24 November 2014
A Belgian mining company, Groupe Forrest International, has consistently lied about the bulldozing of hundreds of homes in the Democratic Republic of the Congo (DRC) and has denied justice to those affected, said Amnesty International today in a new report.
Bulldozed: How a mining company buried the truth about forced evictions in the Democratic Republic of the Congo provides satellite imagery and other new evidence, exposing how the company’s subsidiary, Entreprise Général Malta Forrest (EGMF), supplied bulldozers that were used to unlawfully demolish homes and forcibly evict hundreds of people living next to the company’s Luiswishi mine in Kawama, Katanga in 2009. It also details how the companies and the Congolese government have obstructed attempts to achieve justice for the villagers ever since.
“There is now overwhelming and irrefutable evidence showing that the forced evictions that Groupe Forrest International has denied for years in fact took place,” said Audrey Gaughran, Amnesty International’s’s Global Issues Director.
“It is shameful for a mining giant to lie and deny people justice. It is time for them to finally come clean and compensate the villagers for what they lost.”
Five years on, the villagers of Kawama have received no compensation. EGMF pulled out from the mining concession in 2012. In recent months, villagers living close to the Luiswishi mine, now owned by the State-owned company Gécamines, have faced the threat of further forced evictions.
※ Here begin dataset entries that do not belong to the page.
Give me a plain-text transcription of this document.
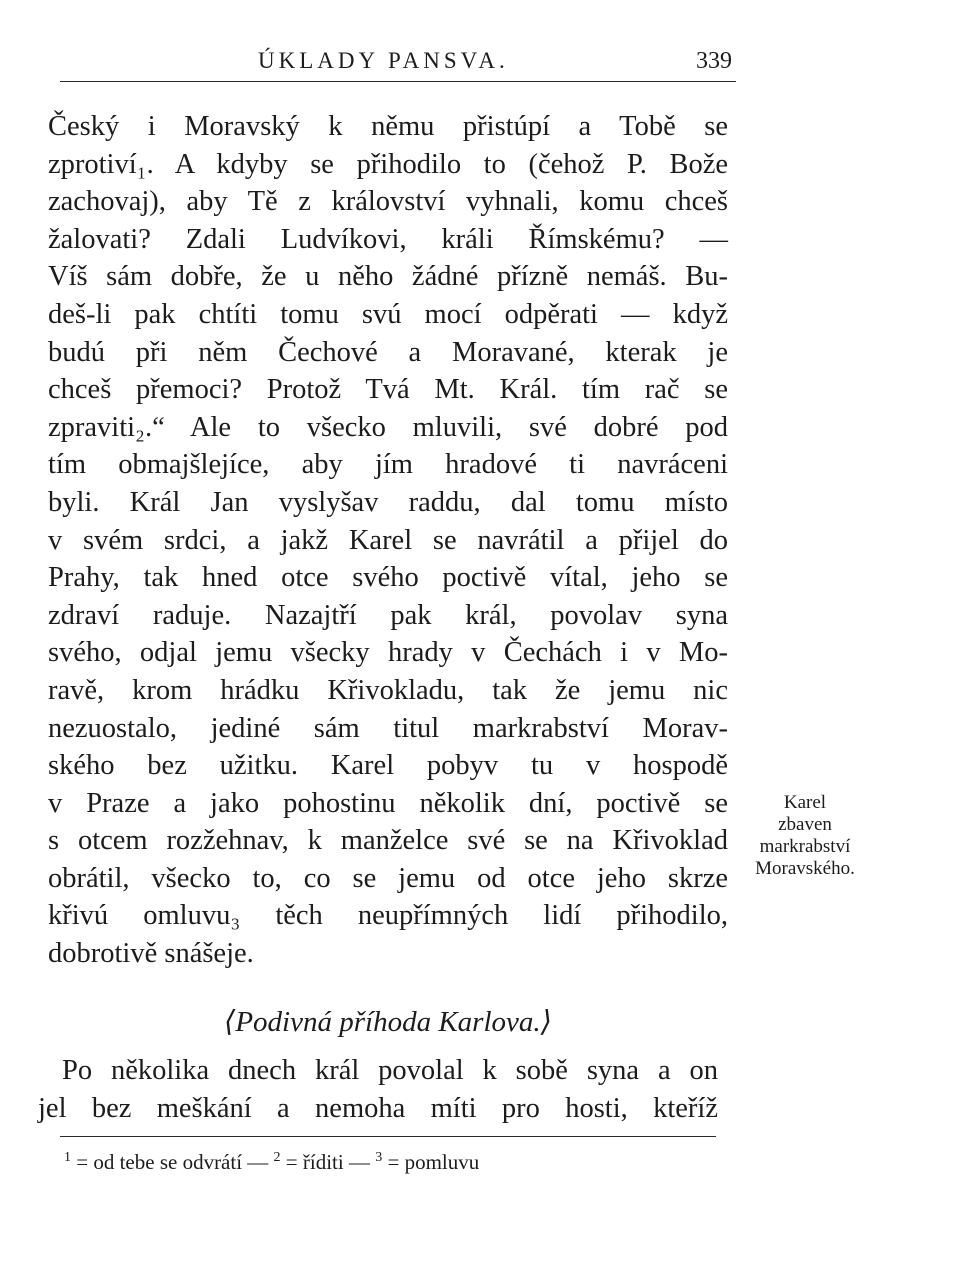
ÚKLADY PANSVA.	339
Český i Moravský k němu přistúpí a Tobě se
zprotiví₁. A kdyby se přihodilo to (čehož P. Bože
zachovaj), aby Tě z království vyhnali, komu chceš
žalovati? Zdali Ludvíkovi, králi Římskému? —
Víš sám dobře, že u něho žádné přízně nemáš. Bu-
deš-li pak chtíti tomu svú mocí odpěrati — když
budú při něm Čechové a Moravané, kterak je
chceš přemoci? Protož Tvá Mt. Král. tím rač se
zpraviti₂.“ Ale to všecko mluvili, své dobré pod
tím obmajšlejíce, aby jím hradové ti navráceni
byli. Král Jan vyslyšav raddu, dal tomu místo
v svém srdci, a jakž Karel se navrátil a přijel do
Prahy, tak hned otce svého poctivě vítal, jeho se
zdraví raduje. Nazajtří pak král, povolav syna
svého, odjal jemu všecky hrady v Čechách i v Mo-
ravě, krom hrádku Křivokladu, tak že jemu nic
nezuostalo, jediné sám titul markrabství Morav-
ského bez užitku. Karel pobyv tu v hospodě
v Praze a jako pohostinu několik dní, poctivě se
s otcem rozžehnav, k manželce své se na Křivoklad
obrátil, všecko to, co se jemu od otce jeho skrze
křivú omluvu₃ těch neupřímných lidí přihodilo,
dobrotivě snášeje.
Karel
zbaven
markrabství
Moravského.
⟨Podivná příhoda Karlova.⟩
Po několika dnech král povolal k sobě syna a on
jel bez meškání a nemoha míti pro hosti, kteříž
$^1$ = od tebe se odvrátí — $^2$ = říditi — $^3$ = pomluvu
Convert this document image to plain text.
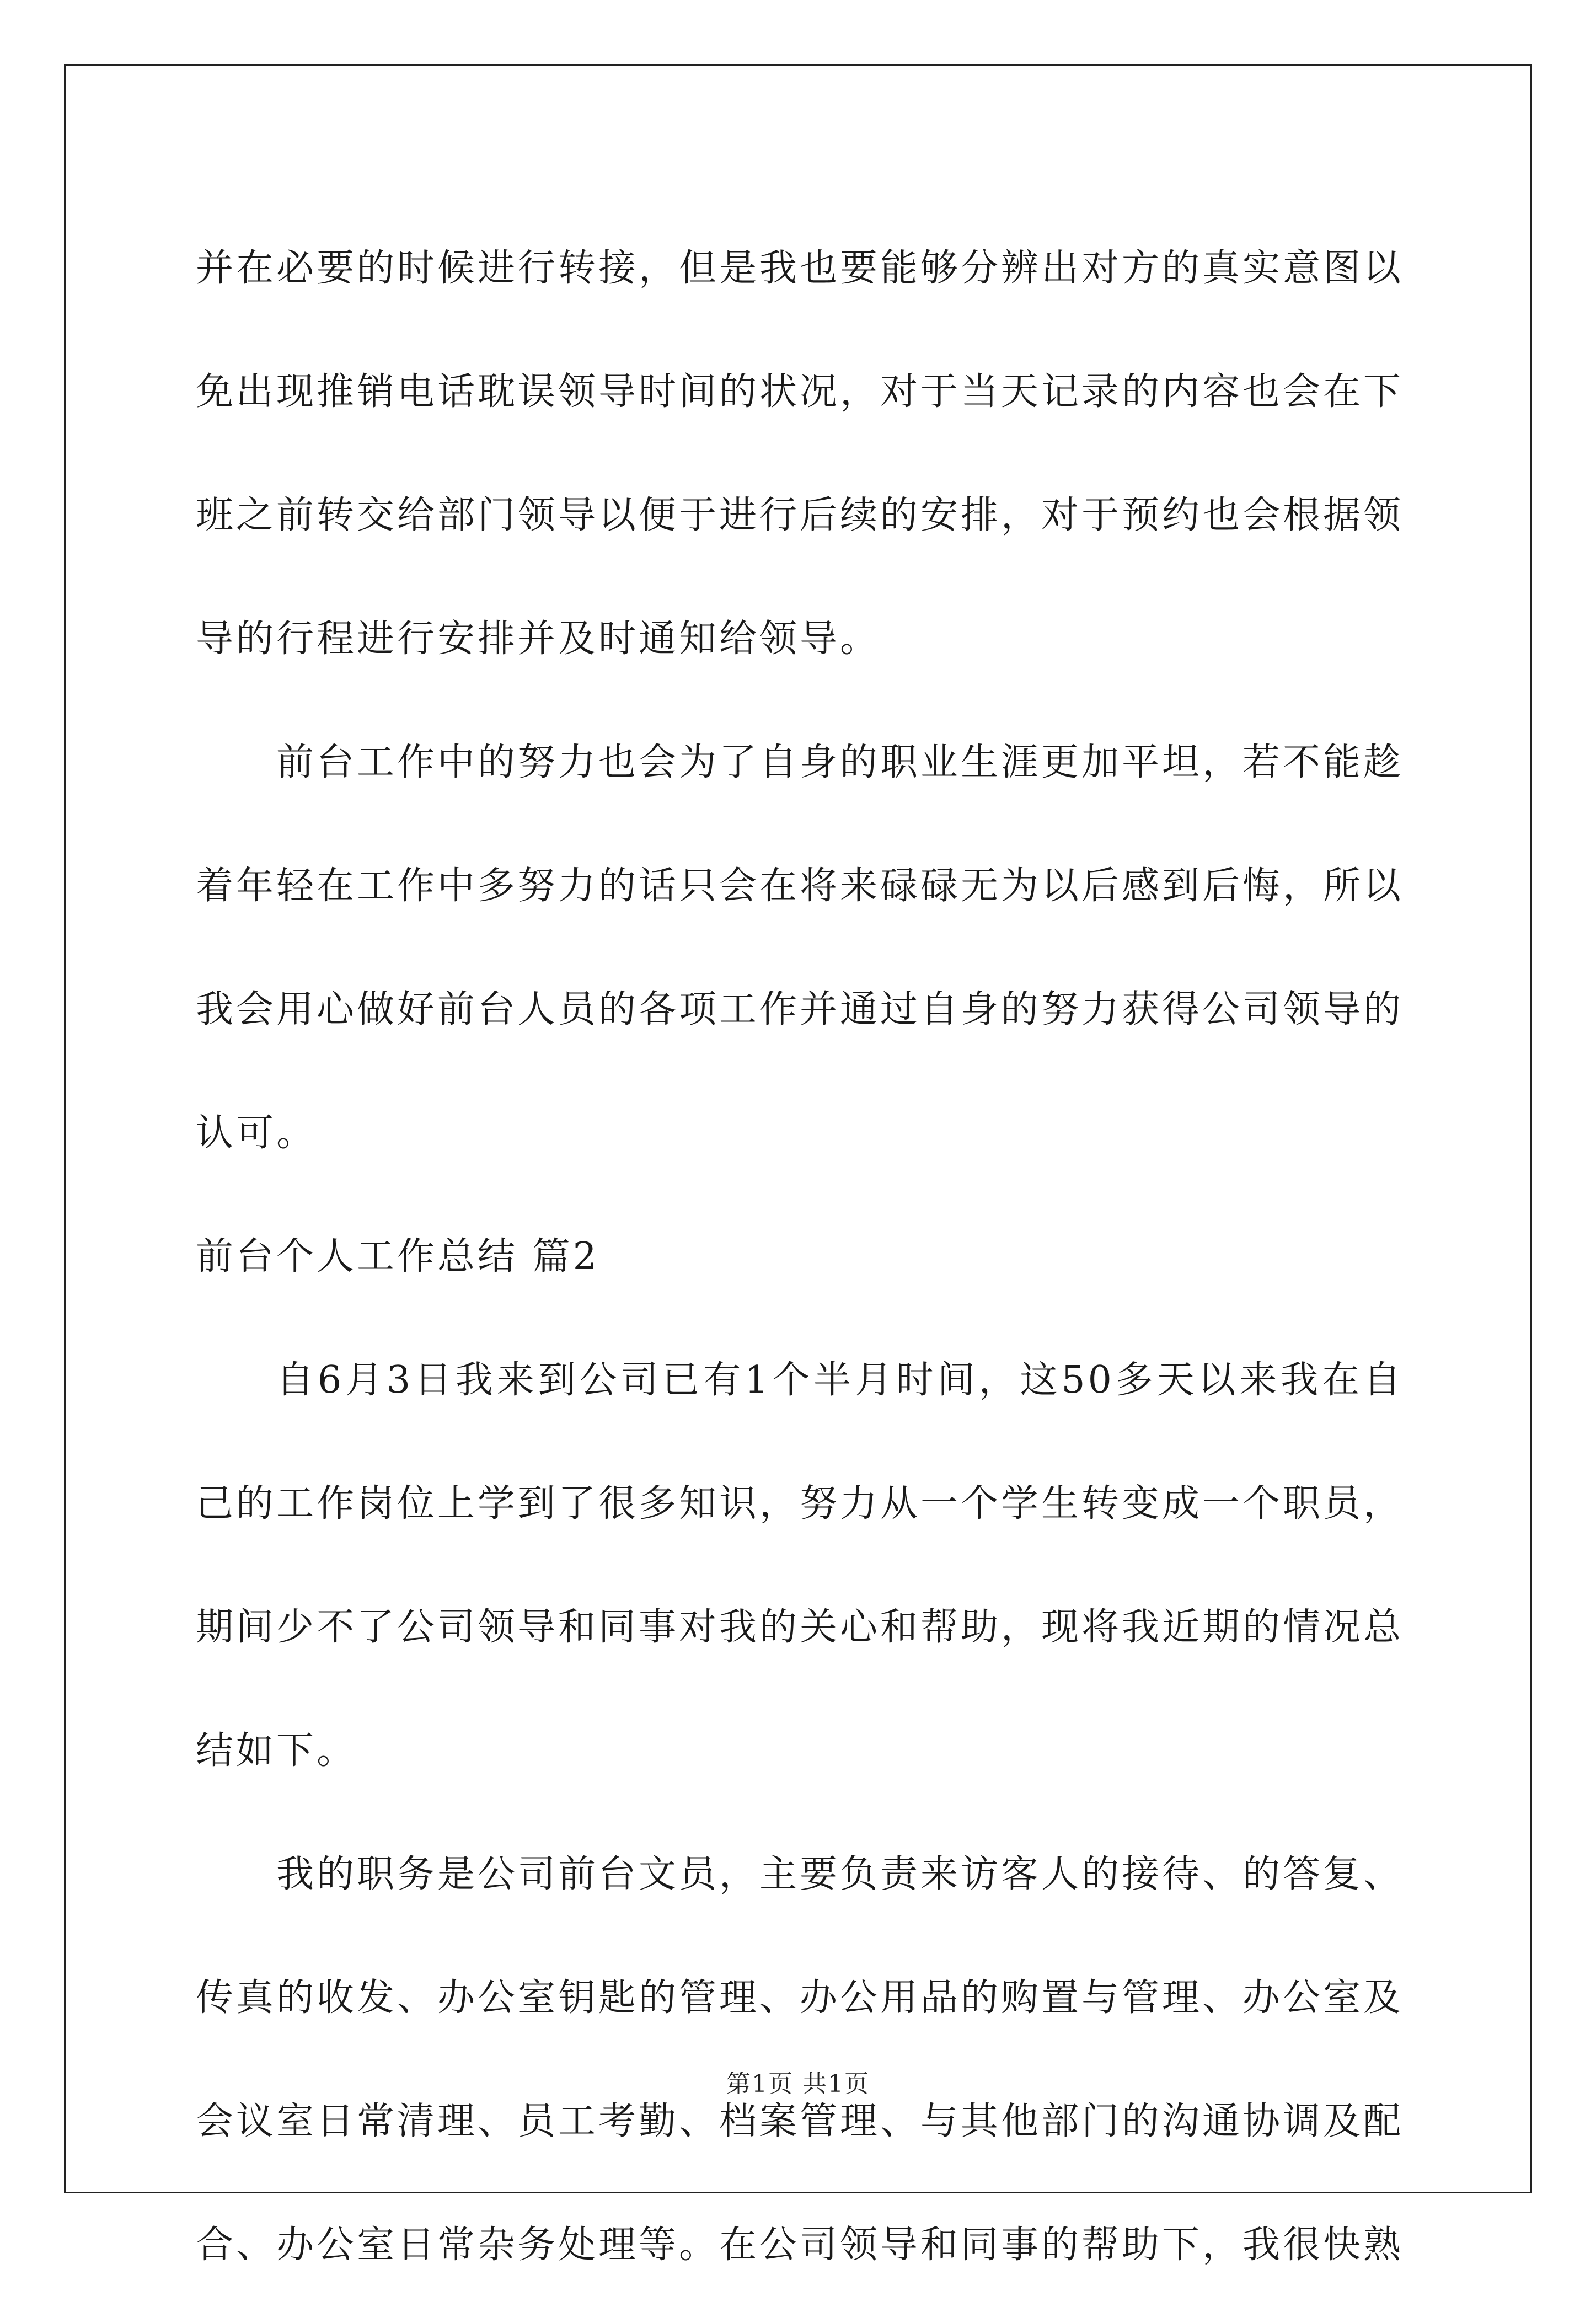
并在必要的时候进行转接，但是我也要能够分辨出对方的真实意图以免出现推销电话耽误领导时间的状况，对于当天记录的内容也会在下班之前转交给部门领导以便于进行后续的安排，对于预约也会根据领导的行程进行安排并及时通知给领导。

前台工作中的努力也会为了自身的职业生涯更加平坦，若不能趁着年轻在工作中多努力的话只会在将来碌碌无为以后感到后悔，所以我会用心做好前台人员的各项工作并通过自身的努力获得公司领导的认可。

前台个人工作总结 篇2

自6月3日我来到公司已有1个半月时间，这50多天以来我在自己的工作岗位上学到了很多知识，努力从一个学生转变成一个职员，期间少不了公司领导和同事对我的关心和帮助，现将我近期的情况总结如下。

我的职务是公司前台文员，主要负责来访客人的接待、的答复、传真的收发、办公室钥匙的管理、办公用品的购置与管理、办公室及会议室日常清理、员工考勤、档案管理、与其他部门的沟通协调及配合、办公室日常杂务处理等。在公司领导和同事的帮助下，我很快熟

第1页 共1页
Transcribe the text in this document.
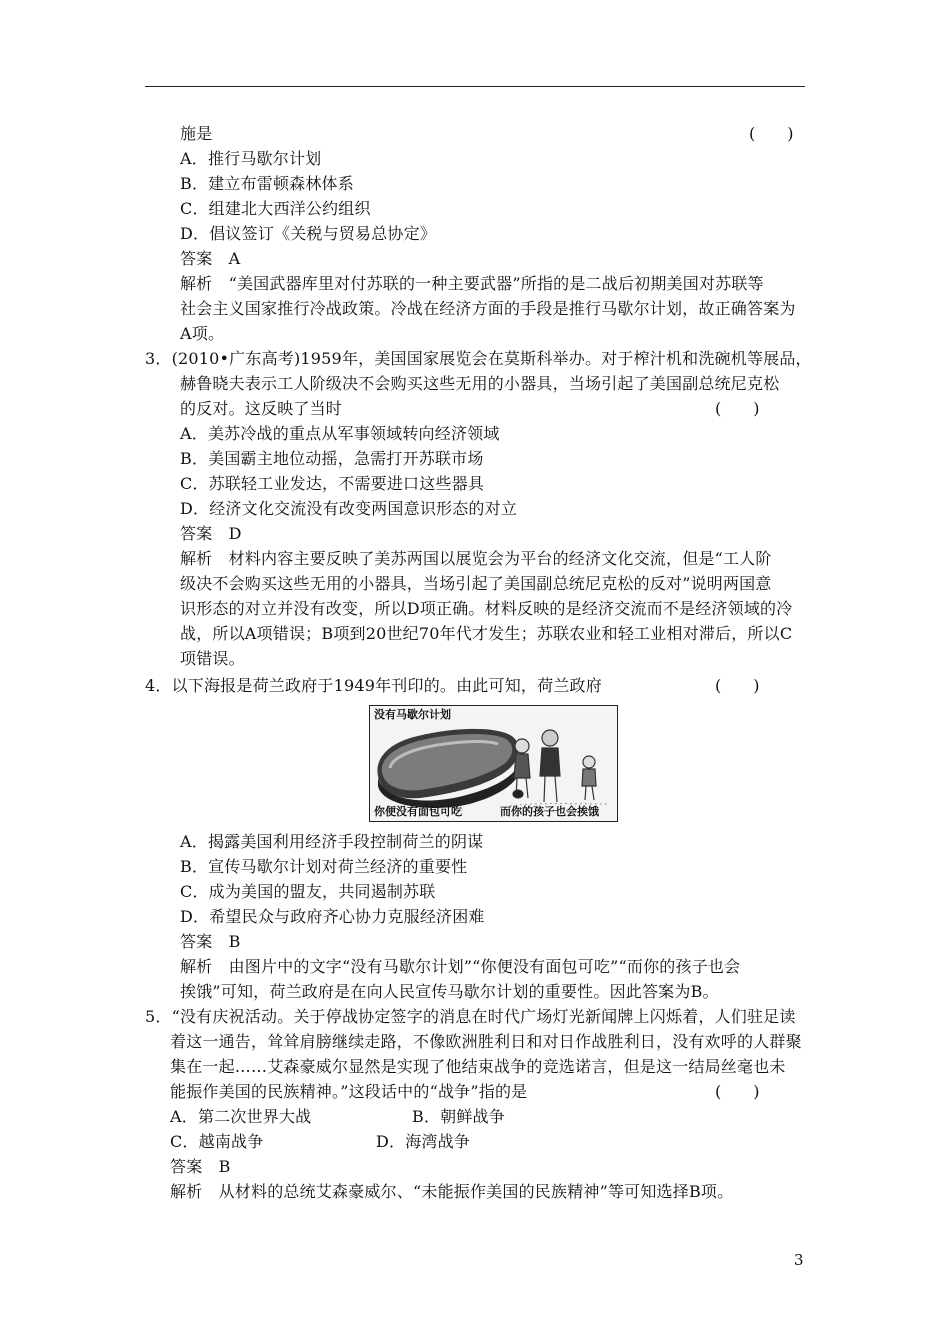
施是	(　　)
A．推行马歇尔计划
B．建立布雷顿森林体系
C．组建北大西洋公约组织
D．倡议签订《关税与贸易总协定》
答案　A
解析　“美国武器库里对付苏联的一种主要武器”所指的是二战后初期美国对苏联等
社会主义国家推行冷战政策。冷战在经济方面的手段是推行马歇尔计划，故正确答案为
A项。
3．(2010•广东高考)1959年，美国国家展览会在莫斯科举办。对于榨汁机和洗碗机等展品，
赫鲁晓夫表示工人阶级决不会购买这些无用的小器具，当场引起了美国副总统尼克松
的反对。这反映了当时	(　　)
A．美苏冷战的重点从军事领域转向经济领域
B．美国霸主地位动摇，急需打开苏联市场
C．苏联轻工业发达，不需要进口这些器具
D．经济文化交流没有改变两国意识形态的对立
答案　D
解析　材料内容主要反映了美苏两国以展览会为平台的经济文化交流，但是“工人阶
级决不会购买这些无用的小器具，当场引起了美国副总统尼克松的反对”说明两国意
识形态的对立并没有改变，所以D项正确。材料反映的是经济交流而不是经济领域的冷
战，所以A项错误；B项到20世纪70年代才发生；苏联农业和轻工业相对滞后，所以C
项错误。
4．以下海报是荷兰政府于1949年刊印的。由此可知，荷兰政府	(　　)
没有马歇尔计划
你便没有面包可吃	而你的孩子也会挨饿
A．揭露美国利用经济手段控制荷兰的阴谋
B．宣传马歇尔计划对荷兰经济的重要性
C．成为美国的盟友，共同遏制苏联
D．希望民众与政府齐心协力克服经济困难
答案　B
解析　由图片中的文字“没有马歇尔计划”“你便没有面包可吃”“而你的孩子也会
挨饿”可知，荷兰政府是在向人民宣传马歇尔计划的重要性。因此答案为B。
5．“没有庆祝活动。关于停战协定签字的消息在时代广场灯光新闻牌上闪烁着，人们驻足读
着这一通告，耸耸肩膀继续走路，不像欧洲胜利日和对日作战胜利日，没有欢呼的人群聚
集在一起……艾森豪威尔显然是实现了他结束战争的竞选诺言，但是这一结局丝毫也未
能振作美国的民族精神。”这段话中的“战争”指的是	(　　)
A．第二次世界大战	B．朝鲜战争
C．越南战争	D．海湾战争
答案　B
解析　从材料的总统艾森豪威尔、“未能振作美国的民族精神”等可知选择B项。
3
The demolitions in 2009 occurred during a police operation to clear the Kawama area of small-scale miners who were allegedly stealing from the copper and cobalt mine.
Bulldozers belonging to EGMF and operated by its drivers destroyed homes and businesses in the three neighbourhoods closest to the Luiswishi mine.
“Some people lost their livelihoods as well as their homes. The impacts are still felt today. One woman, whose restaurant was demolished, told us that she doesn’t have the money to buy enough food to eat and had to pull her children out of school. Proper compensation for villagers would have alleviated a lot of the suffering,” said Audrey Gaughran.
Groupe Forrest International has repeatedly claimed that the bulldozers only destroyed temporary homes belonging to small-scale miners and that the demolitions were legal, but Amnesty International has obtained satellite imagery, video footage and the files of a criminal investigation by a government Prosecutor, containing irrefutable evidence that this is not the case.
Satellite imagery shows that 387 structures were demolished in the affected neighbourhoods between 31 May 2009 and 15 May 2010. These structures were present before the influx of small-scale miners to Kawama which prompted the police operation on 24 November 2009.
Videos filmed on that day show the destruction of permanent brick houses, with armed police officers removing villagers, including children, from their homes. This information was corroborated by testimonies given to Amnesty International researchers by residents of the three affected neighbourhoods.
Groupe Forrest International claims that it did not voluntarily participate in the demolitions and evictions. However, the EGMF bulldozer drivers interviewed by the Prosecutor testified that their superiors ordered them to go to Kawama and follow police instructions.
The demolitions took place over the course of two days — the company was aware that they were occurring and had time to protest against the use of its staff and equipment in the forced evictions; it did not do so.
A government Prosecutor carried out an investigation into the demolitions and tried to bring criminal charges against those responsible. However, he was instructed by officials in Kinshasa and in the provincial government not to do so.
“This is a cover-up by the Congolese authorities. The state has failed its own people by not bringing anyone to justice for these forced evictions and by not ensuring that compensation was paid,” said Audrey Gaughran.
Amnesty International presented its concerns and evidence to Groupe Forrest International prior to the publication of the report but the company denied all responsibility for the events at Kawama, which it blamed on unilateral police action. Efforts by a group of Congolese and international NGOs to seek a resolution in Belgium for the people of Kawama failed; the National Contact Point for the Organisation for Economic Co-operation and Development Guidelines on Multinational Enterprises stated that it did not have the capacity to investigate.
“The people of Kawama have tried for years to find a process that will simply recognize the truth of what happened in their community. Their voices have been drowned out by Groupe Forrest International’s denials. Both the Congolese and Belgian authorities have failed them,” said Audrey Gaughran.
The report calls on the Congolese authorities and Groupe Forrest International to ensure adequate reparation for the people of Kawama, including full compensation for all losses caused by the demolitions and forced evictions. The authorities must bring charges against all those responsible for illegal acts that resulted in human rights violations.
The report also calls on Belgium to review its legal and policy framework to ensure it is able to properly regulate Belgian multinationals – at home and abroad.